Another interesting fact to note is that the world’s biggest 3D printer is currently situated in South Africa. The printer, which uses titanium powder to build its custom-made products was designed and built as part of a collaboration between Aerosud Innovation Center and the Council for Scientific and Industrial Research’s (CSIR) National Laser centre in Pretoria, South Africa.

African countries are beginning to realize the disruptive powers of 3D printing and its ability to accelerate economic growth on the continent.

Africa’s adoption lag is shrinking fast

Given its power to accelerate the growth of the manufacturing, health and agriculture sector, 3D printing could have a greater impact in African countries overwhelmed with supply chain issues and trade deficits.

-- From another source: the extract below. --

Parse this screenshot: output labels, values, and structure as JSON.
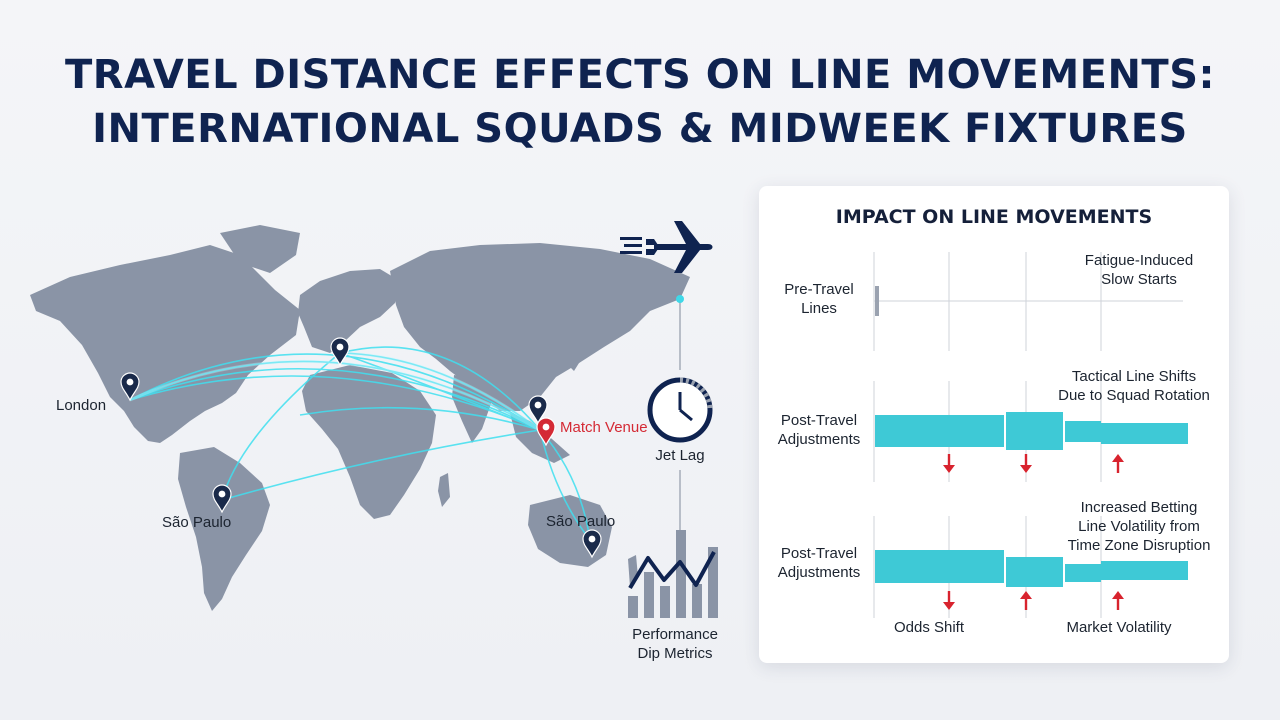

Some African countries import most of their basic goods, whose prices are often too expensive for citizens to afford.

Thankfully, the continent’s adoption lag is shrinking, as it now takes no more than three to four years for Africa to catch up with modern technology adopted by the world’s developed nations. Just think of fintech, telecoms, edtech or even the latest smartphones created by the world’s top two producers- Apple and Samsung.

If Africa embraces this technology, it could ensure a level playing field that leapfrogs the continent’s manufacturing sector, enabling a healthy competition with developed nations. Yep, Africa finally has the chance to be drafted in the major leagues (all right, no more sports references).

The gist of it is that 3D printing will help businesses on the continent reduce their reliance on imported materials. The technology enables entrepreneurs to create their products in-house, a process that will be faster, cheaper and more efficient. Plus, rather than being forced to inject fresh capital, manufacturers can improve or create new products by simply tweaking product specifications with a 3D printing software.

How can we speed up the adoption process?

There are quite a few achievements, but there is still a lot of work to be done. Private institutions and non-profits can support and fund 3D printing initiatives by encouraging its infusion into the school curriculum or mentoring startups working with the technology.

Finally, it is imperative for African governments to develop and implement policies that will encourage the adoption of technology.